Although a questionable theory, it is much rather debunked.
Or, quite simply the lactic acid built up by anaerobic respiration must be oxidised to CO2 and Water later, if this does not occur, the organism will cramp up and ultimately lead to complete muscle failure.
The majority of organisms on earth are specific to earth and have adapted to earth in its own sense.
The short answer: no! even anaerobic organisms need organic substances to survive.

The longest and extensive answer: see above!
(edited 4 years ago)
thank you for your replies, i won't but in this false statement then :smile: i just assumed
Original post by miriamrowsome
if the carbon cycle was disrupted and all the plants died so then all the animals died, would the anaerobic organisms survive because they do not require oxygen? This is for my essay

Almost certainly yes. Its difficult to say what that kind of situation would look like as we've had photosynthesis/oxygen now for a good 2 billion years and everything has adapted to that. Nevertheless, anaerobes were here a god billion years before there was any oxygen, and in such a situation I am confident they would survive. Thrive, even!
Original post by MattClaw
For example, if all plants die, the process of nitrification will render passive. Nitrogen in the amino groups of amino acids and in the nucleotides of organisms proves vital to life.

...what? In the nitrogen cycle, anaerobic bacteria are what fixes nitrogen. Those anaerobic bacteria would be fine with no oxygen around! In fact, oxygen kills them - that's why they live hidden in the ground!

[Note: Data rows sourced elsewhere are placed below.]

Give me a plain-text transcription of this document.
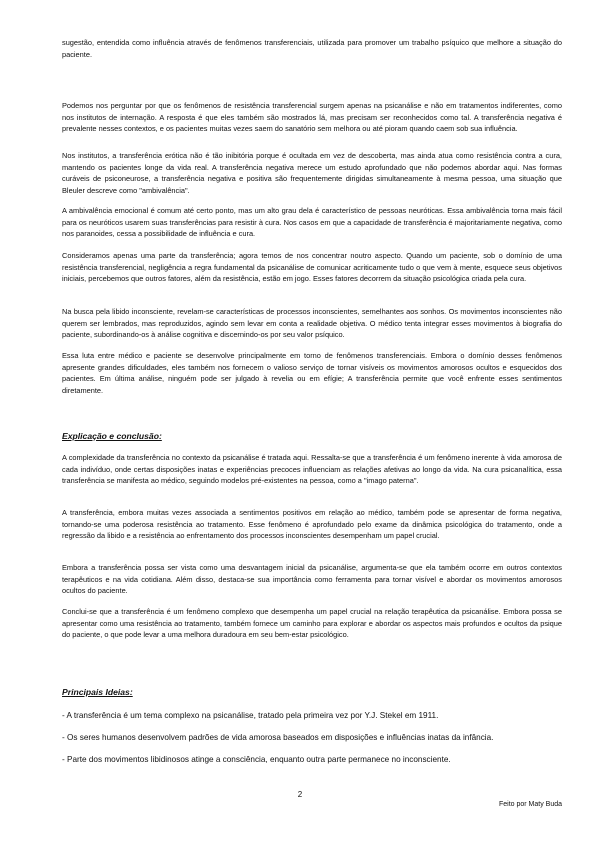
sugestão, entendida como influência através de fenômenos transferenciais, utilizada para promover um trabalho psíquico que melhore a situação do paciente.

Podemos nos perguntar por que os fenômenos de resistência transferencial surgem apenas na psicanálise e não em tratamentos indiferentes, como nos institutos de internação. A resposta é que eles também são mostrados lá, mas precisam ser reconhecidos como tal. A transferência negativa é prevalente nesses contextos, e os pacientes muitas vezes saem do sanatório sem melhora ou até pioram quando caem sob sua influência.

Nos institutos, a transferência erótica não é tão inibitória porque é ocultada em vez de descoberta, mas ainda atua como resistência contra a cura, mantendo os pacientes longe da vida real. A transferência negativa merece um estudo aprofundado que não podemos abordar aqui. Nas formas curáveis de psiconeurose, a transferência negativa e positiva são frequentemente dirigidas simultaneamente à mesma pessoa, uma situação que Bleuler descreve como "ambivalência".

A ambivalência emocional é comum até certo ponto, mas um alto grau dela é característico de pessoas neuróticas. Essa ambivalência torna mais fácil para os neuróticos usarem suas transferências para resistir à cura. Nos casos em que a capacidade de transferência é majoritariamente negativa, como nos paranoides, cessa a possibilidade de influência e cura.

Consideramos apenas uma parte da transferência; agora temos de nos concentrar noutro aspecto. Quando um paciente, sob o domínio de uma resistência transferencial, negligência a regra fundamental da psicanálise de comunicar acriticamente tudo o que vem à mente, esquece seus objetivos iniciais, percebemos que outros fatores, além da resistência, estão em jogo. Esses fatores decorrem da situação psicológica criada pela cura.

Na busca pela libido inconsciente, revelam-se características de processos inconscientes, semelhantes aos sonhos. Os movimentos inconscientes não querem ser lembrados, mas reproduzidos, agindo sem levar em conta a realidade objetiva. O médico tenta integrar esses movimentos à biografia do paciente, subordinando-os à análise cognitiva e discernindo-os por seu valor psíquico.

Essa luta entre médico e paciente se desenvolve principalmente em torno de fenômenos transferenciais. Embora o domínio desses fenômenos apresente grandes dificuldades, eles também nos fornecem o valioso serviço de tornar visíveis os movimentos amorosos ocultos e esquecidos dos pacientes. Em última análise, ninguém pode ser julgado à revelia ou em efígie; A transferência permite que você enfrente esses sentimentos diretamente.

Explicação e conclusão:

A complexidade da transferência no contexto da psicanálise é tratada aqui. Ressalta-se que a transferência é um fenômeno inerente à vida amorosa de cada indivíduo, onde certas disposições inatas e experiências precoces influenciam as relações afetivas ao longo da vida. Na cura psicanalítica, essa transferência se manifesta ao médico, seguindo modelos pré-existentes na pessoa, como a "imago paterna".

A transferência, embora muitas vezes associada a sentimentos positivos em relação ao médico, também pode se apresentar de forma negativa, tornando-se uma poderosa resistência ao tratamento. Esse fenômeno é aprofundado pelo exame da dinâmica psicológica do tratamento, onde a regressão da libido e a resistência ao enfrentamento dos processos inconscientes desempenham um papel crucial.

Embora a transferência possa ser vista como uma desvantagem inicial da psicanálise, argumenta-se que ela também ocorre em outros contextos terapêuticos e na vida cotidiana. Além disso, destaca-se sua importância como ferramenta para tornar visível e abordar os movimentos amorosos ocultos do paciente.

Conclui-se que a transferência é um fenômeno complexo que desempenha um papel crucial na relação terapêutica da psicanálise. Embora possa se apresentar como uma resistência ao tratamento, também fornece um caminho para explorar e abordar os aspectos mais profundos e ocultos da psique do paciente, o que pode levar a uma melhora duradoura em seu bem-estar psicológico.

Principais Ideias:

- A transferência é um tema complexo na psicanálise, tratado pela primeira vez por Y.J. Stekel em 1911.

- Os seres humanos desenvolvem padrões de vida amorosa baseados em disposições e influências inatas da infância.

- Parte dos movimentos libidinosos atinge a consciência, enquanto outra parte permanece no inconsciente.

2
Feito por Maty Buda
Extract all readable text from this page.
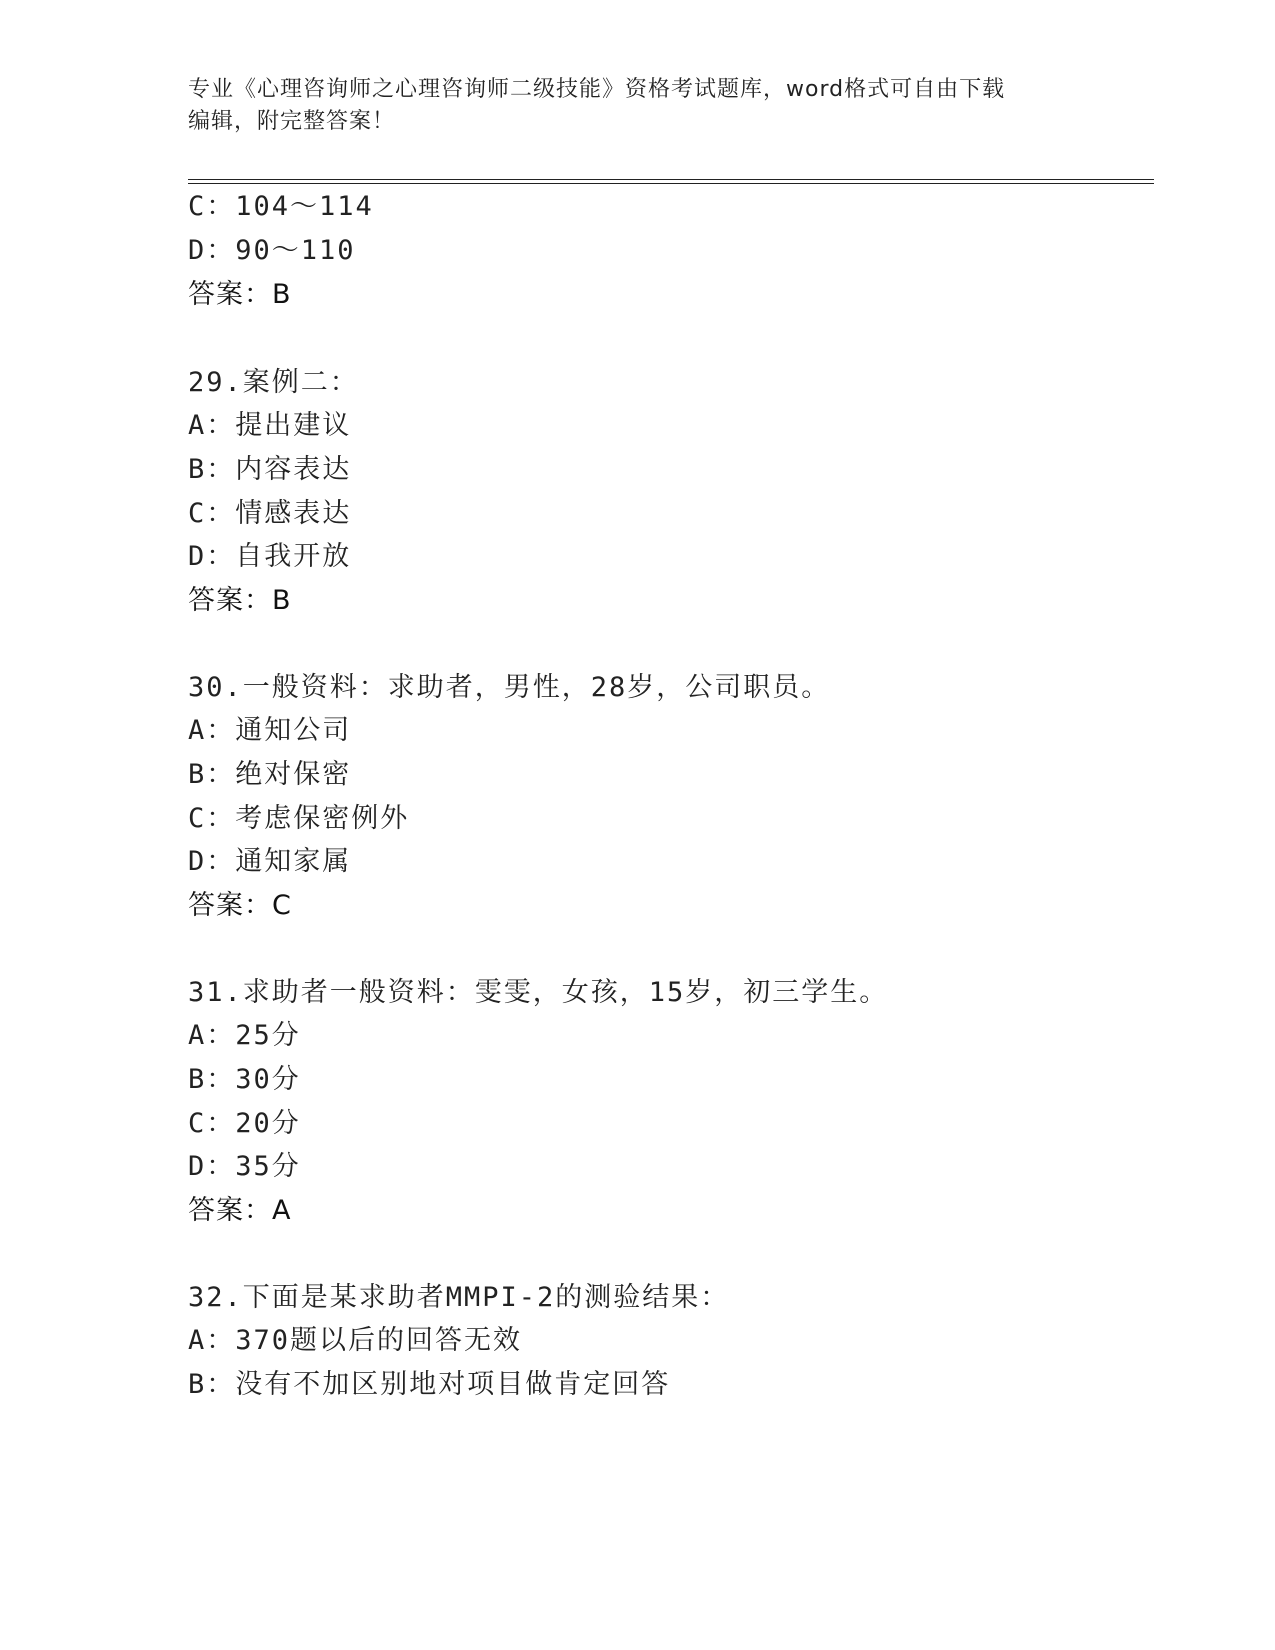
专业《心理咨询师之心理咨询师二级技能》资格考试题库，word格式可自由下载
编辑，附完整答案！
C：104～114
D：90～110
答案：B
29.案例二：
A：提出建议
B：内容表达
C：情感表达
D：自我开放
答案：B
30.一般资料：求助者，男性，28岁，公司职员。
A：通知公司
B：绝对保密
C：考虑保密例外
D：通知家属
答案：C
31.求助者一般资料：雯雯，女孩，15岁，初三学生。
A：25分
B：30分
C：20分
D：35分
答案：A
32.下面是某求助者MMPI-2的测验结果：
A：370题以后的回答无效
B：没有不加区别地对项目做肯定回答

Or, quite simply the lactic acid built up by anaerobic respiration must be oxidised to CO2 and Water later, if this does not occur, the organism will cramp up and ultimately lead to complete muscle failure.

Another :lolwut:

Anaerobic bacteria do not keep their lactic acid - it is excreted as waste. They cannot use oxygen - they are anaerobic i.e. they do not use oxgyen! That's their definition! And there are no anaerobic organisms that have muscles, so that's kind of off the table too!

Original post by Kallisto
The short answer: no! even anaerobic organisms need organic organisms to survive.

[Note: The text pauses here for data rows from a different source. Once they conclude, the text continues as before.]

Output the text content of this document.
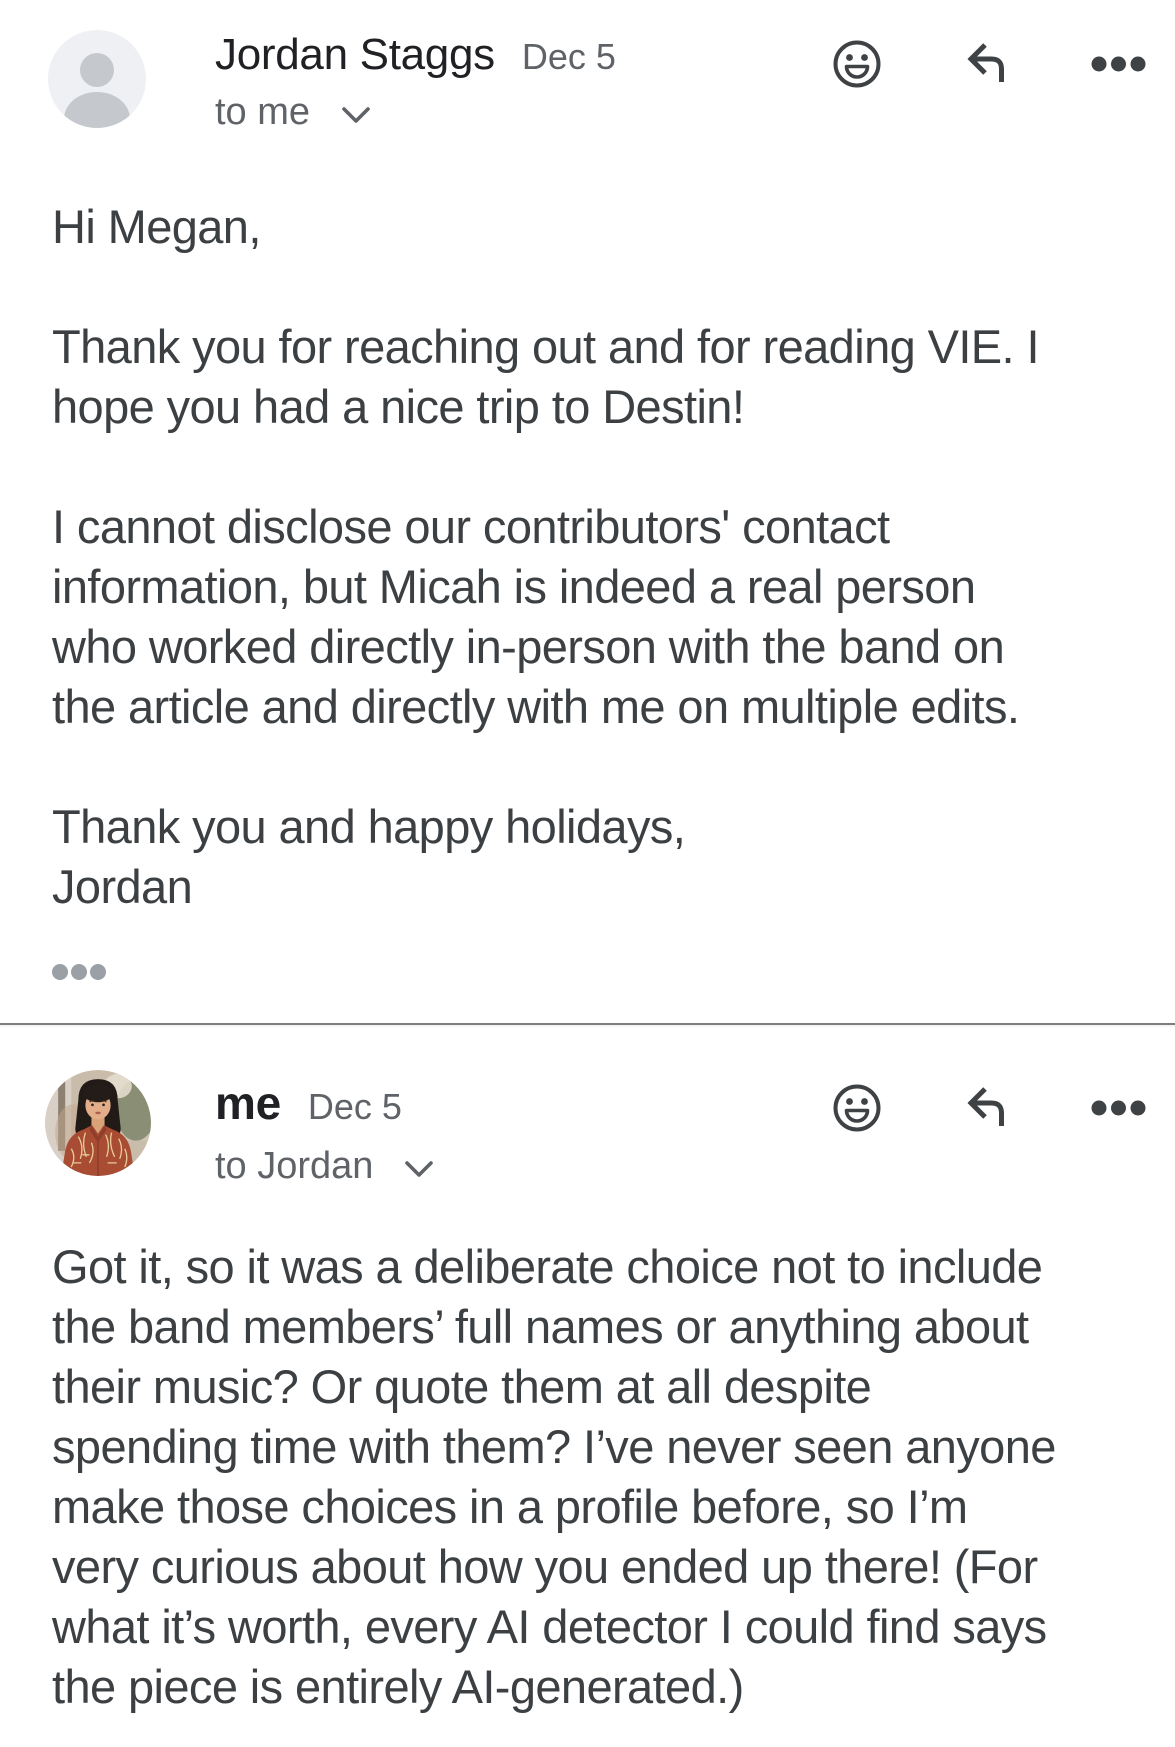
Jordan Staggs Dec 5
to me

Hi Megan,

Thank you for reaching out and for reading VIE. I
hope you had a nice trip to Destin!

I cannot disclose our contributors' contact
information, but Micah is indeed a real person
who worked directly in-person with the band on
the article and directly with me on multiple edits.

Thank you and happy holidays,
Jordan

me Dec 5
to Jordan

Got it, so it was a deliberate choice not to include
the band members’ full names or anything about
their music? Or quote them at all despite
spending time with them? I’ve never seen anyone
make those choices in a profile before, so I’m
very curious about how you ended up there! (For
what it’s worth, every AI detector I could find says
the piece is entirely AI-generated.)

Anaerobic organisms are organic.

And they really don't. Consider bacteria thousands of metres under the sea around volcanic vents. Or bacteria living on the outside of spacecraft! Not many oxygen-dependent organisms in those conditions!
@nexttime

I was just thinking about the anerobic organisms below the ground level. Organisms which break biomass (organic substances) down to leave minerals, ammonia, carbon dioxide and hydrogensulfide for plants as nutrients. But if they count to anaerobic - and I didn't know - you are right. Thank you so much.
(edited 4 years ago)
Original post by Kallisto
@nexttime

I was just thinking about the anerobic organisms below the ground level. Organisms which break biomass (organic substances) down to leave minerals, ammonia, carbon dioxide and hydrogensulfide for plants as nutrients. But if they count to anaerobic - and I didn't know - you are right. Thank you so much.

Anaerobes are a whole class of organism that existed a billion years before oxygen did :tongue: There are a good few billion inside your gut now!